You now need a separate file to define the routes:

CommentsAdmin/Routes.hs

module CommentsAdmin.Routes where

CommentsAdmin = CommentsAdmin

mkYesodSubData "CommentsAdmin" [parseRoutes|
    /                            CommentsR      GET
    /edit/#ThreadId/#CommentId   EditCommentR   GET POST
    /delete/#ThreadId/#CommentId DeleteCommentR GET POST
    |]

And import/use them separately:

CommentsAdmin.hs

module Foo
  ( CommentsAdmin
  , getCommentsAdmin
  , module CommentsAdmin.Routes
  ) where

import CommentsAdmin.Routes

getCommentsAdmin :: a -> CommentsAdmin
getCommentsAdmin = const CommentsAdmin

instance YesodComments m => YesodSubDispatch CommentsAdmin (HandlerT m IO)
    where yesodSubDispatch = $(mkYesodSubDispatch resourcesCommentsAdmin)

There’s probably a way around this, but I had enough wrestling to do.

You’ll also want to make a Handler synonym for your subsite routes:

type Handler a = forall master. YesodComments master
               => HandlerT CommentsAdmin (HandlerT master IO) a

getCommentsR :: Handler RepHtml

It’s fine to use Handler as long as you don’t export it.

Subsite Actions

What you do from within a subsite will definitely need some tweaking, but that’s mostly because the old way was very klunky and the new way is much cleaner.

If you want to call any functions in the context of the main site, just use lift.
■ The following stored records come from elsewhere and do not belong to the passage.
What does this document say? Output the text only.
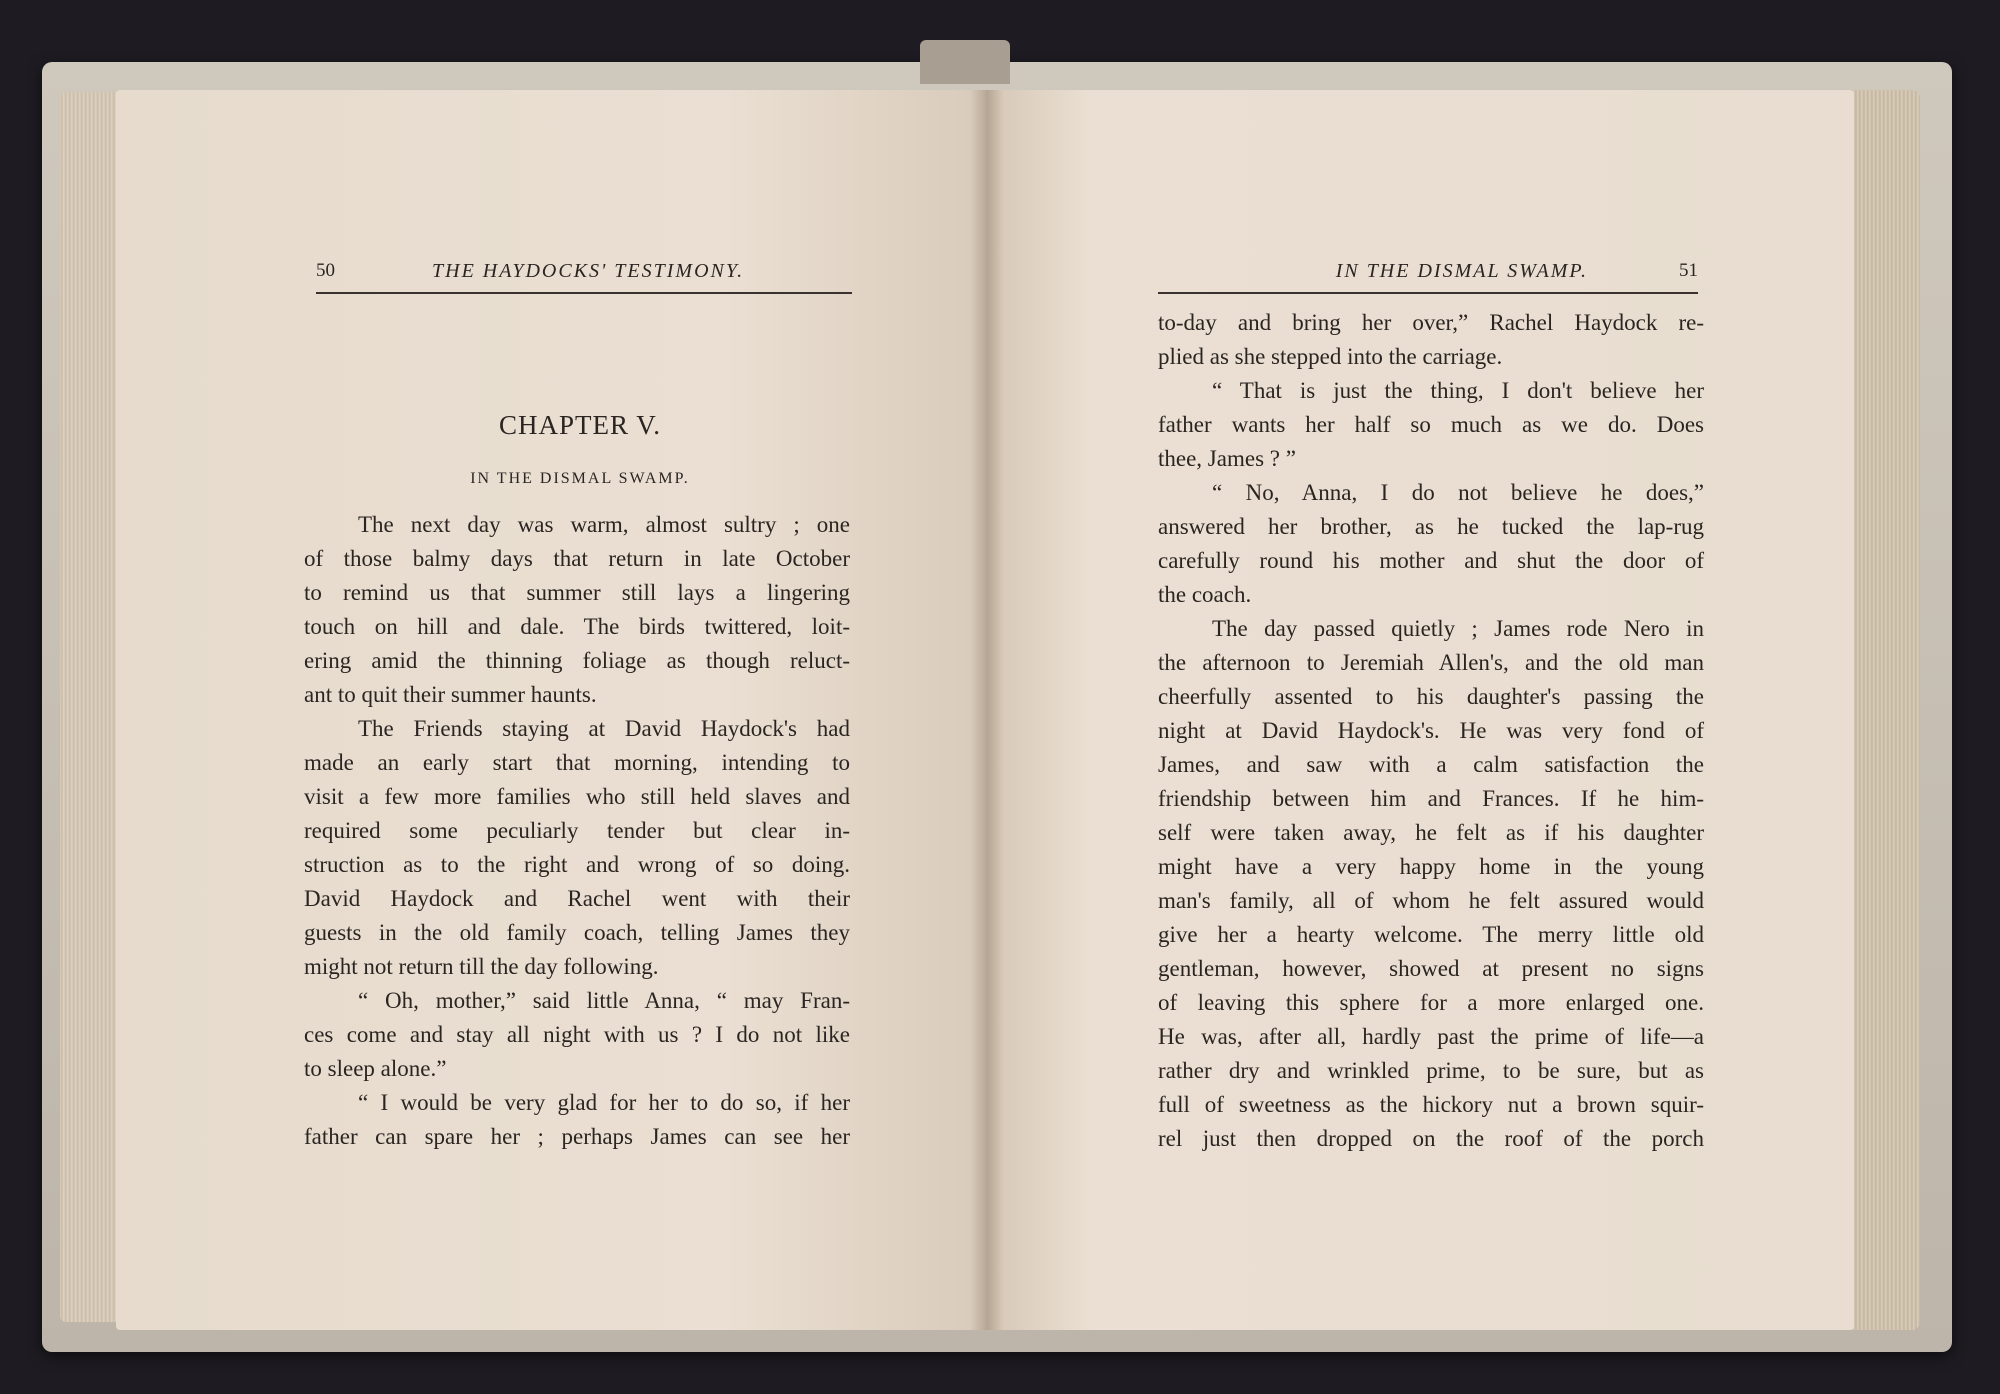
50	THE HAYDOCKS' TESTIMONY.	IN THE DISMAL SWAMP.	51
CHAPTER V.
IN THE DISMAL SWAMP.
The next day was warm, almost sultry ; one
of those balmy days that return in late October
to remind us that summer still lays a lingering
touch on hill and dale. The birds twittered, loit-
ering amid the thinning foliage as though reluct-
ant to quit their summer haunts.
The Friends staying at David Haydock's had
made an early start that morning, intending to
visit a few more families who still held slaves and
required some peculiarly tender but clear in-
struction as to the right and wrong of so doing.
David Haydock and Rachel went with their
guests in the old family coach, telling James they
might not return till the day following.
“ Oh, mother,” said little Anna, “ may Fran-
ces come and stay all night with us ? I do not like
to sleep alone.”
“ I would be very glad for her to do so, if her
father can spare her ; perhaps James can see her
to-day and bring her over,” Rachel Haydock re-
plied as she stepped into the carriage.
“ That is just the thing, I don't believe her
father wants her half so much as we do. Does
thee, James ? ”
“ No, Anna, I do not believe he does,”
answered her brother, as he tucked the lap-rug
carefully round his mother and shut the door of
the coach.
The day passed quietly ; James rode Nero in
the afternoon to Jeremiah Allen's, and the old man
cheerfully assented to his daughter's passing the
night at David Haydock's. He was very fond of
James, and saw with a calm satisfaction the
friendship between him and Frances. If he him-
self were taken away, he felt as if his daughter
might have a very happy home in the young
man's family, all of whom he felt assured would
give her a hearty welcome. The merry little old
gentleman, however, showed at present no signs
of leaving this sphere for a more enlarged one.
He was, after all, hardly past the prime of life—a
rather dry and wrinkled prime, to be sure, but as
full of sweetness as the hickory nut a brown squir-
rel just then dropped on the roof of the porch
Usually, this’ll be lift $ defaultLayout, but also, as may be common, if you have a Typeclass on your master site providing some functionality (like loading comments), you need to use lift to call those functions from within subsite handlers.

Persistent Fields

If you derive PersistField also now derive PersistFieldSql. I don’t know the motivation behind the split, but as a user dog-fooding my own library, I soon realized I needed both instances on my Markdown type.

Persistent Actions

If you have a library exposing functions which are meant to be called within runDB, you probably already know those type signatures can get messy.

Well, they stay messy, but at least I can tell you what you need to change. Mine went from this:

selectPaginated :: ( PersistEntity val
                   , PersistQuery m1
                   , PersistEntityBackend val ~ PersistMonadBackend m1
                   , MonadLift (GHandler s m) m1
                => Int
                -> [Filter val]
                -> [SelectOpt val]
                -> m1 ([Entity val], GWidget s m ())

To this:

selectPaginated :: ( PersistEntity val
                   , (PersistQuery (YesodPersistBackend m (HandlerT m IO)))
                   , (PersistMonadBackend (YesodPersistBackend m (HandlerT m IO)) ~ PersistEntityBackend val)
                   , (MonadTrans (YesodPersistBackend m))
                   , Yesod m
                   )
                => Int
                -> [Filter val]
                -> [SelectOpt val]
                -> YesodDB m ([Entity val], WidgetT m IO ())

I probably could’ve added the Yesod m constraint and used the YesodDB alias prior to 1.2, but oh well.